Benchmarking a TrueNAS Scale VM in Proxmox
Getting my head around real world performance
Small recap from my first post; I've been watching a lot of video's of other nerds claiming that running TrueNAS Scale as a VM works fine. I even had some video's telling me you can run TrueNAS Scale in a VM, SMB-share the ZFS datasets from that VM with the Proxmox host and run other VM's from those SMB-shares.
First thing that came to mind seeing this ; WHY??
Why would you want to run a VM from a Samba-share. One could argue that having TrueNAS ZFS for replication and snapshot could be valuable, and since it's all running on a virtual network you would not be encumbered by the speeds of your physical network-adapter. Proxmox has support for ZFS out of the box and though Proxmox itself is not really a solid solution as NAS, using ZFS with a bunch of SSD's in mirror for VM's would probably be a lot faster than running those VM's from a SMB-share.. Or NFS for that matter.

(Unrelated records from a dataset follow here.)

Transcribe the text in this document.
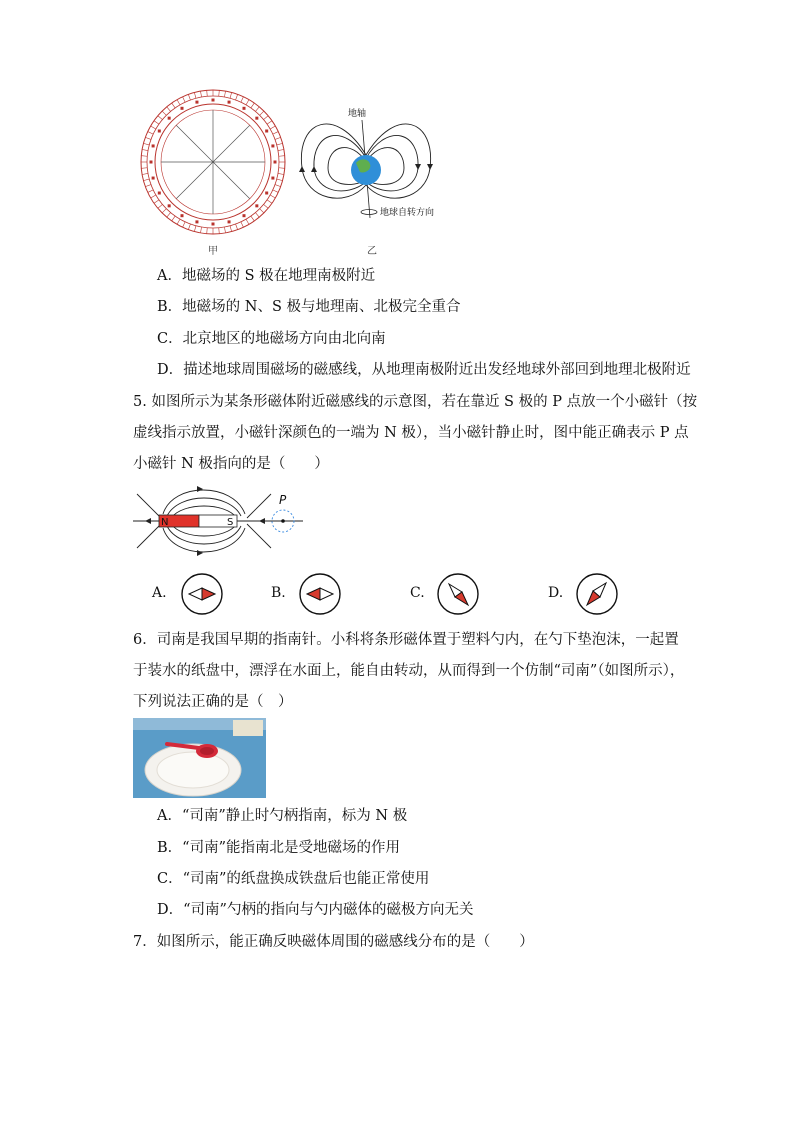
甲
地轴
地球自转方向
乙
A．地磁场的 S 极在地理南极附近
B．地磁场的 N、S 极与地理南、北极完全重合
C．北京地区的地磁场方向由北向南
D．描述地球周围磁场的磁感线，从地理南极附近出发经地球外部回到地理北极附近
5. 如图所示为某条形磁体附近磁感线的示意图，若在靠近 S 极的 P 点放一个小磁针（按
虚线指示放置，小磁针深颜色的一端为 N 极），当小磁针静止时，图中能正确表示 P 点
小磁针 N 极指向的是（　　）
N	S
P
A.	B.	C.	D.
6．司南是我国早期的指南针。小科将条形磁体置于塑料勺内，在勺下垫泡沫，一起置
于装水的纸盘中，漂浮在水面上，能自由转动，从而得到一个仿制“司南”（如图所示），
下列说法正确的是（　）
A．“司南”静止时勺柄指南，标为 N 极
B．“司南”能指南北是受地磁场的作用
C．“司南”的纸盘换成铁盘后也能正常使用
D．“司南”勺柄的指向与勺内磁体的磁极方向无关
7．如图所示，能正确反映磁体周围的磁感线分布的是（　　）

But then again; most of the guys in those video's were very positive about VM's on SMB-shares so I had to check.
I installed TrueNAS Core in a VM running on a NVME SSD. I gave it 4 cores and 24 Gb's of RAM and 2 virtual NIC's. Both paravirtualized VirtIO nics, this is important because this allows speeds up to 10Gbit/s. If you use Realtek or Intel you're essentially emulating hardware with lower speeds (up to 1 gbit/s).

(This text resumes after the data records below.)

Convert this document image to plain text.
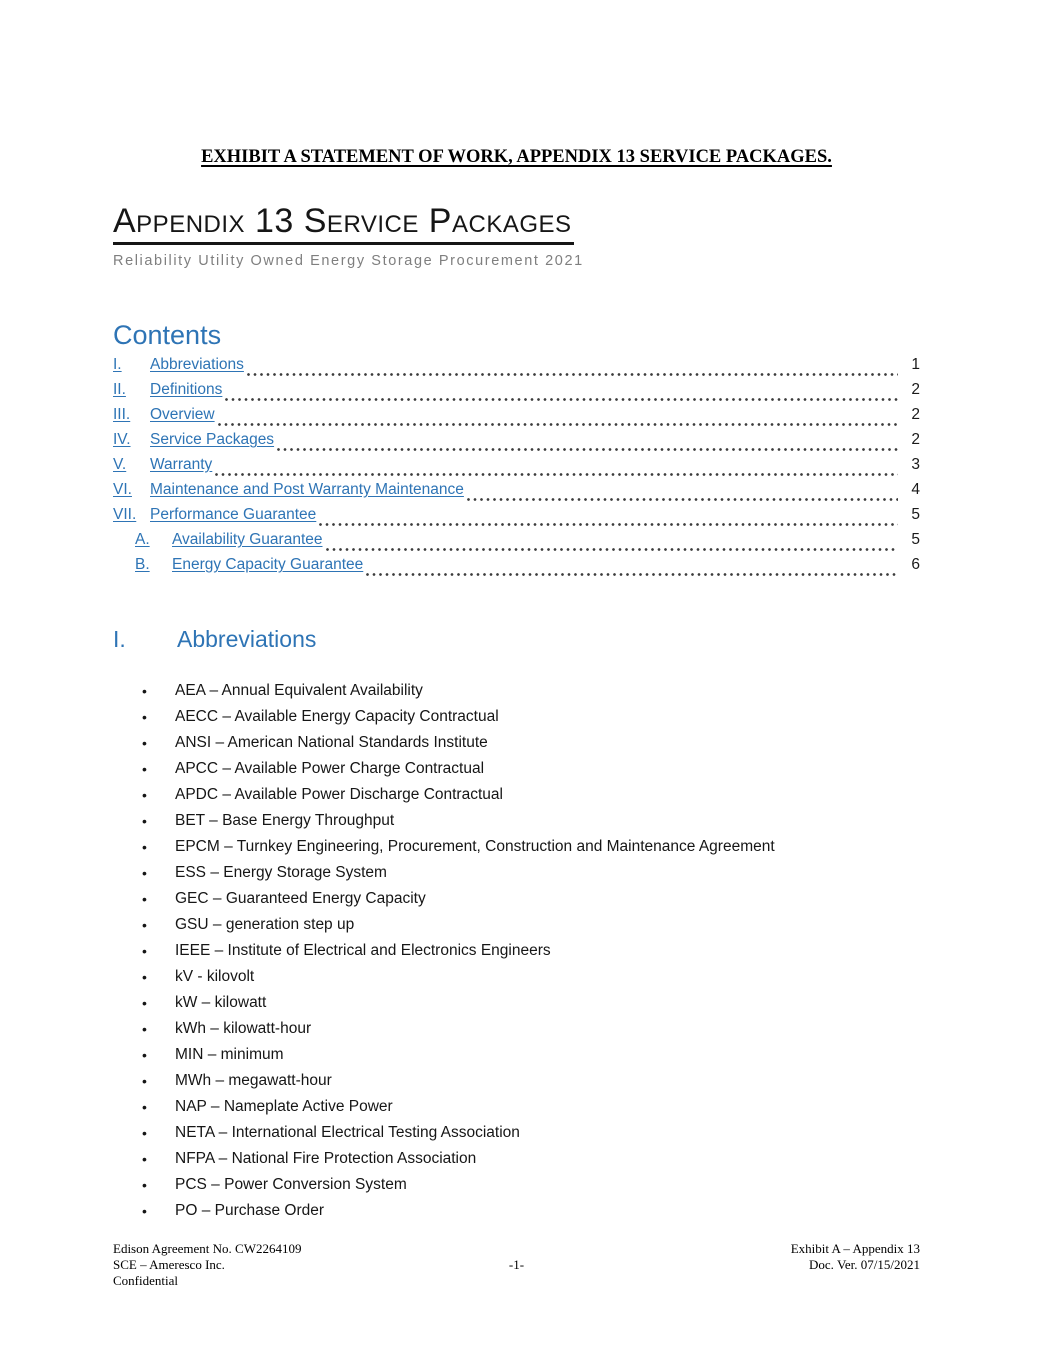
EXHIBIT A STATEMENT OF WORK, APPENDIX 13 SERVICE PACKAGES.
Appendix 13 Service Packages
Reliability Utility Owned Energy Storage Procurement 2021
Contents
I.	Abbreviations	1
II.	Definitions	2
III.	Overview	2
IV.	Service Packages	2
V.	Warranty	3
VI.	Maintenance and Post Warranty Maintenance	4
VII. Performance Guarantee	5
A.	Availability Guarantee	5
B.	Energy Capacity Guarantee	6
I.	Abbreviations
• AEA – Annual Equivalent Availability
• AECC – Available Energy Capacity Contractual
• ANSI – American National Standards Institute
• APCC – Available Power Charge Contractual
• APDC – Available Power Discharge Contractual
• BET – Base Energy Throughput
• EPCM – Turnkey Engineering, Procurement, Construction and Maintenance Agreement
• ESS – Energy Storage System
• GEC – Guaranteed Energy Capacity
• GSU – generation step up
• IEEE – Institute of Electrical and Electronics Engineers
• kV - kilovolt
• kW – kilowatt
• kWh – kilowatt-hour
• MIN – minimum
• MWh – megawatt-hour
• NAP – Nameplate Active Power
• NETA – International Electrical Testing Association
• NFPA – National Fire Protection Association
• PCS – Power Conversion System
• PO – Purchase Order
Edison Agreement No. CW2264109
SCE – Ameresco Inc.
Confidential
-1-
Exhibit A – Appendix 13
Doc. Ver. 07/15/2021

My TrueNAS VM has 2x3,5" Harddisks in mirror and one 2.5" SSD (Samsung) as striped ZFS dataset. All disks are connected to SATA-ports. I added these disks following this guide. Both ZFS datasets have no caching disks at all.
For testing I've created a clean Debian 11 VM with Gnome desktop. The VM itself runs on the same NVME SSD as TrueNAS Scale runs from. Debian has 2 cores, 2Gb RAM, one VirtIO Paravirtualized NIC.
I wanted to run several test-cases;
- HDD vs. SSD
- SMB vs NFS
- Virtio SCSI vs Virtio Block (and SATA)
- Raw vs qcow2
These are settings from Proxmox, everytime I wanted to benchmark a new test-case I created a new virtual drive and assigned it to the Debian VM. SMB and NFS shares are mounted from Proxmox.
For benchmarking I used the default disk-management app from Gnome. There's a benchmark feature and every time I used 100 samples of 100MiB each. I also ran some real-world tests by copying a large file from local to the mounted test-drive.
I did test most scenario's with SMB as well. While benchmarking with the Gnome Disk-tool went fine I could not do any real-world tests; the VM would freeze after 10 seconds of copying and Proxmox would throw a IO-error. I have encountered this before while trying to install a VM on a SMB-share. So I left these results out of the conclusion.
Another observation; when using qcow2 as format I could run the benchmark once, the second time the transferspeeds would exceed 20gbit/s. I'm not sure why this happens and this needs further investigation.
One day, when I finally understand Excel I'll generate some nice graph's. But for now I'll stick to raw data and a conclusion.
To view the raw results, check out this Notion database
Best performing setup is a ZFS dataset backed by a SSD, shared over NFS, connected to a VM using VirtIO Block and file-type RAW. Real-world writes are around 280mb/s and reads around 560Mb/s. Not at all bad, especially if you compare those number with a virtual disk running on the NVME-ssd (360 mb/s write, 420mb/s read). What really surprised me is the fact that reads are slower from NVME, maybe because the SSD is also running the TrueNAS and Debian VM's? The SSD from TrueNAS is only a SATA disk and it has some overhead from NFS as well. So I do not really understand why NVME is performing significantly worse in this scenario.
If you don't have a ZFS dataset backed by SSD you will get decent read-performance from a HDD backed ZFS dataset, around 560 mb/s, but writing to that set is pretty slow; around 80mb/s.
There are some things to keep in mind.
If you are running a lot of VM's, and some of those VM's are accessing data from TrueNAS using NFS you will suffer from lower throughput. The VirtIO NIC performance will be hindered by the CPU and is the bottleneck in your system. I did not test the disk-throughput when NFS is handling other stuff as well (maybe another day).
Though performance is really good when running from a shared ZFS dataset it still feels wrong to me. Especially if VM's will be accessing files from the same ZFS dataset over NFS. I did not even touch on access times and those are a lot worse on shares. Random access and databases running in a VM on a share would probably perform pretty bad. I'll be benchmarking the same setup only with TrueNAS core instead of Scale, I don't expect huge differences but it would help making a decision about where to store my ZFS dataset.
In the end I will be running my VM's from 2 SSD's in Mirror in ZFS on Proxmox, not using shares.